Extended Data Fig. 1: ROS rhythm is regulated by IDO1 in human tumor cells.
From: IDO1 regulating ROS rhythm reveals glycogenolysis/PPP as a cancer treatment target
(a) The intensity of HyPerRed fluorescence of synchronized SKOV3 and HCT116 cells were detected by flow cytometry for 96 h. Time 0 was the first time point after synchronization, and cells were collected according to different time points for detection. (b, c) The intensity of HyPerRed fluorescence and GFP fluorescence of an individual synchronized MCF-7 or U2OS cells were detected using time-lapse microscopy for 48 h. Scale bar, 10 μm (b). The intensity of HyPerRed fluorescence and GFP fluorescence were recorded(c). (d) The intensity of HyPerRed fluorescence and SypHer fluorescence in synchronized MCF-7 cells at different time points were recorded.
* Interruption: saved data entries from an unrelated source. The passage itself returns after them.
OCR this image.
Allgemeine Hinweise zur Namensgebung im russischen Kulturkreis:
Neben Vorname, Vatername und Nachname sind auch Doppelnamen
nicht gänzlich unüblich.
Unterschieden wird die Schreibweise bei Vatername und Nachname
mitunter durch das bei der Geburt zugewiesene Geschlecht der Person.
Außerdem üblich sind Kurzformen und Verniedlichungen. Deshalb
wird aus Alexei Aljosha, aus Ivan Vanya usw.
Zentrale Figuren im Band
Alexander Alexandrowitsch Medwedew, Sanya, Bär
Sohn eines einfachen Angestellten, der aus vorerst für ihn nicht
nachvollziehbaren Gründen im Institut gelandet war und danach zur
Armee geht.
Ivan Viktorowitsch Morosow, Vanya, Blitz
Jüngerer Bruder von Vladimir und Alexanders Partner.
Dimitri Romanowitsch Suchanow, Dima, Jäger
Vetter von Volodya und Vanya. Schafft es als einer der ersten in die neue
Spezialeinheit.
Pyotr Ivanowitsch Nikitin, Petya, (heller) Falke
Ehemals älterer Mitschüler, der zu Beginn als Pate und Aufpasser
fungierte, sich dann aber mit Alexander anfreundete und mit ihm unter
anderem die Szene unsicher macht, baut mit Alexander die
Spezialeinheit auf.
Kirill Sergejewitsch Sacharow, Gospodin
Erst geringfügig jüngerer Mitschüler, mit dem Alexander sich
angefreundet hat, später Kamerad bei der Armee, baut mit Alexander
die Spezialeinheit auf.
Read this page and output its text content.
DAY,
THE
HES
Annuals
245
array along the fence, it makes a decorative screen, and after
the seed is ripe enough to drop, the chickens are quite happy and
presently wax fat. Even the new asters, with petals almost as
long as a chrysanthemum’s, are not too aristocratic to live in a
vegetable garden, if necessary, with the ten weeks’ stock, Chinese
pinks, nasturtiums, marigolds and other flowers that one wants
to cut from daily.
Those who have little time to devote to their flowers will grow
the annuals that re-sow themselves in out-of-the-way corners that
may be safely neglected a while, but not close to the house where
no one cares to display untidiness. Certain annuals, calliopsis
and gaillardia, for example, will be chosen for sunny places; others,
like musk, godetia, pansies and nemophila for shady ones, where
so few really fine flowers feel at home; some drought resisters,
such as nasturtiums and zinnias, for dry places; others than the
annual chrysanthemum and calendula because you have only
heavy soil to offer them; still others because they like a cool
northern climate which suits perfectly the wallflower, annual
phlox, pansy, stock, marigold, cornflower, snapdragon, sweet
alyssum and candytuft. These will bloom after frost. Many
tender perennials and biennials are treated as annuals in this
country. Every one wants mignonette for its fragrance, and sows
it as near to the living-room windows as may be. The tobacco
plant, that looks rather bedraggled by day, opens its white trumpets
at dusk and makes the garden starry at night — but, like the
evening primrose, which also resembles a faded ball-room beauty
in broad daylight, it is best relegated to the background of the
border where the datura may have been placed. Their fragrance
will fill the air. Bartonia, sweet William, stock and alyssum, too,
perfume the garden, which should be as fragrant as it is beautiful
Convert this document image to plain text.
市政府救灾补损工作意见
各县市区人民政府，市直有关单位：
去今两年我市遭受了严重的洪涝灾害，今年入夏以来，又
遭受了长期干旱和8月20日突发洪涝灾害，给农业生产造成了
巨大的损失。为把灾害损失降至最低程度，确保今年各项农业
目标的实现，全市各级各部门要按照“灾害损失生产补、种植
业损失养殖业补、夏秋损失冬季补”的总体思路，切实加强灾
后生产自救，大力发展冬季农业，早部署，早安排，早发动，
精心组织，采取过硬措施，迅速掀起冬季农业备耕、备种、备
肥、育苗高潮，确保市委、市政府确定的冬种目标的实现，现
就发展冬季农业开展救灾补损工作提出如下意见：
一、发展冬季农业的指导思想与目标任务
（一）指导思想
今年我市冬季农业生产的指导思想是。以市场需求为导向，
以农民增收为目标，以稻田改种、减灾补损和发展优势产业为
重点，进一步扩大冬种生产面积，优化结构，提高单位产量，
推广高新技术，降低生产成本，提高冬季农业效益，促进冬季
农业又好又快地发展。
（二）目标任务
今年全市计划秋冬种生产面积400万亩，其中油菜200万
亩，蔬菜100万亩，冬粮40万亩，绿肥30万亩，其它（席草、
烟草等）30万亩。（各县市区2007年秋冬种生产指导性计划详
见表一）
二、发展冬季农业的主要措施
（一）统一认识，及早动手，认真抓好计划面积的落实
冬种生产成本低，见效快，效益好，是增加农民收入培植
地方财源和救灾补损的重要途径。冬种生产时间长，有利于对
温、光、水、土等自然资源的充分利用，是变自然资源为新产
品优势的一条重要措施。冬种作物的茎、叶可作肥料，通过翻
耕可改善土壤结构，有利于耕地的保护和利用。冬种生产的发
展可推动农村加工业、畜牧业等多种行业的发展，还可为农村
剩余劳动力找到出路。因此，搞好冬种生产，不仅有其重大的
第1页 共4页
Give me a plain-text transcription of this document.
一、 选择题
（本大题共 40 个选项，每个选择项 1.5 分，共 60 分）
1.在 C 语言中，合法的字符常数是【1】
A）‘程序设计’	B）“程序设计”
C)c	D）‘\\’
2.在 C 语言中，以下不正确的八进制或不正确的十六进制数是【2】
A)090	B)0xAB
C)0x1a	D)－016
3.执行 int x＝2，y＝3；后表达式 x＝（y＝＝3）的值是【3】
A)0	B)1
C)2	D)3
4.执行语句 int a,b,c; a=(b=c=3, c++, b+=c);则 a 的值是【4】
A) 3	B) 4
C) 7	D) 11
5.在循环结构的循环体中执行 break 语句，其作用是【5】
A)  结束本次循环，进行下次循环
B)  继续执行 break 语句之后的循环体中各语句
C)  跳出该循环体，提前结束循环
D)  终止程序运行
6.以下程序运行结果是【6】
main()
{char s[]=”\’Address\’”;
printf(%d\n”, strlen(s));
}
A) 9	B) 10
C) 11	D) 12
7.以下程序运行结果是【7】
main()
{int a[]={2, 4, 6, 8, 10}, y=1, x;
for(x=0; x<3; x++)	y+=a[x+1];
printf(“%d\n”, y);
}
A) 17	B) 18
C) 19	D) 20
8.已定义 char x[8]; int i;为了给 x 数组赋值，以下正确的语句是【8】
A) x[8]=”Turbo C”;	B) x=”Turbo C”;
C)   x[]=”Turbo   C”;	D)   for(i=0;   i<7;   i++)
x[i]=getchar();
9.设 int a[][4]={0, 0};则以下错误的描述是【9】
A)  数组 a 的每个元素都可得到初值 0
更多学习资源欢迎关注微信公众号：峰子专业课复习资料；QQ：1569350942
HyPerRed, Ex/Em=575/605 nm; SypHer, Ex/Em=445/510 nm. (e, g, i) The intensity of HyPerRed fluorescence of synchronized MCF-7 and U2OS cells pre-treated with 20 μM CLK8 for 12 h were detected by flow cytometry for 48 h.(e), synchronized BMAL1 knockout MCF-7 and U2OS cells (g), synchronized MCF-7 and U2OS cells transfected with si-NC or si-PRDX1 (i). (f) The expression of BMAL1 in MCF-7 and U2OS cells targeted BMAL1 by CRISPR/Cas9 was analyzed by Western blot. (h) The expression of PRDX1 in MCF-7 and U2OS cells transfected with si-NC, si-PRDX1 were analyzed by Western blot. For a-i, n = 3 biological independent experiments. JTK_CYCLE analysis was used to determine rhythmicity (a), and P < 0.05 was considered to be rhythmic.